Володька пошел из того села. В деревнях он останавливался у колодцев. Бабы с ведрами подойдут: «Откуда? Родители где? Разбомбленные?» — и накормят. Смотрел Володька в темную воду. В темноте глубока вода. Собирается она в колодце по капле. Клюк! — словно пуля в лесу. Или вдруг посыплются быстро, как автоматная очередь. Но все чаще и все сильнее от колодцев несло керосином, немецким пахучим мылом и еще чем-то тошным. Гоготали у деревенских колодцев немцы, обливались водой из брезентовых ведер. Брились — брызгались одеколоном.

И Володька думал в слезах: «Когда же вода станет чистой, скопленной светлыми звонкими каплями? Когда же в колодцы те, деревенские, станет не страшно глядеть?»

В деревушку, незначительную среди больших деревень, маленькую, заросшую крапивой, Володька пришел под вечер. Возле колодца часовня пустая, накренившаяся от старости. А на колодезном срубе, подвернув штанину, мальчишка стоит лет пяти. У самого сруба девчонка присела, трех лет. Строго сидит и серьезно.

— Чего же вы делаете?

Мальчишка повернулся к Володьке, деловито спустив штанину.
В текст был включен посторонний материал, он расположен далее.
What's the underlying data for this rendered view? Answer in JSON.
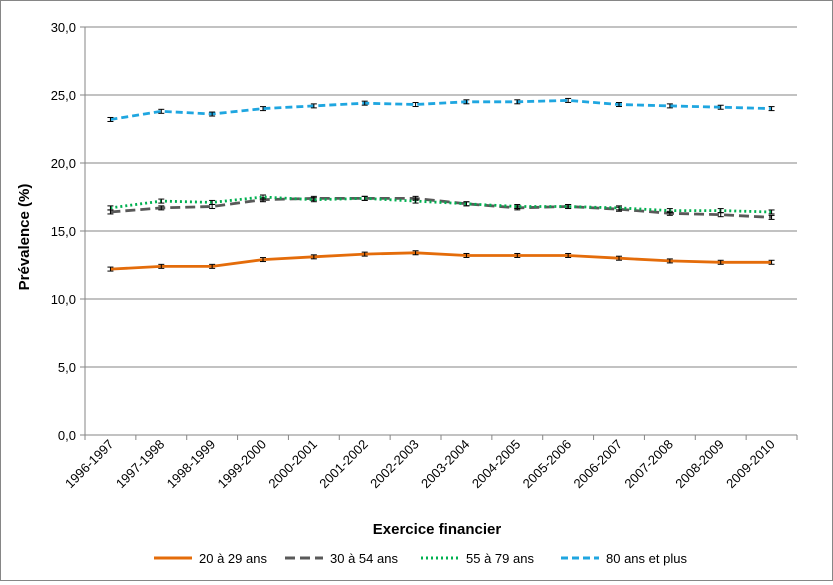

— А сикаем, — сказал он. — Маруська в колодец сикать не может, она видишь какая неправильная. А все равно протечет. Пускай немцы пьют.

— Мы в него каждый день сикаем, — сказала девчонка с еще большей, чем у мальчишки, суровостью.

Угадав в Володьке страх и смятение, мальчишка спрыгнул на землю. Достигал он Володьке едва под мышку.

— Не боись, мы тихонько.

Володька осмотрелся по сторонам. Дорога была пустынной. Теплая текучая пыль заливала следы недавно ушедших танков. «Что ли, кончилось немецкое войско?» — подумал Володька. Впервые подумал, что может кончиться эта сила.

— А как наши вернутся? — спросил он. — Откуда пить станут?

— Мы покажем, — сказал мальчишка.

— А из озера, откуда и мы пьем, — сказала девчонка. — Ты чей?

— А пожрать чего есть? — спросил Володька, но уже не таким голосом, каким просил раньше.

Станция была оцеплена — никто из местных не толкался на ней. Полицай из оцепления, широкий, огрузший от пожилой силы, сидел спокойно, как бы дремал. Иногда, словно пробудившись, доставал из ручья бутылку, делал большой неторопливый глоток, отчего шея его раздувалась и краснела. Полицай выдыхал спертый воздух из груди шумным единым дыхом, снова ставил поллитровку в ручей, чтобы сохранить в холоде вонючий спиртовой огонь, и, медленно шевеля челюстями, жевал кусочки вяленого леща. Лещ лежал у его ног на немецкой газете, костистый, килограмма на два весом до того, как его завязали. Рядом с лещом томилась ржаная краюха, прикрытая пышно-серым листом лопуха. Полицай хлеб жевал, отщипывая его небольшими крошками.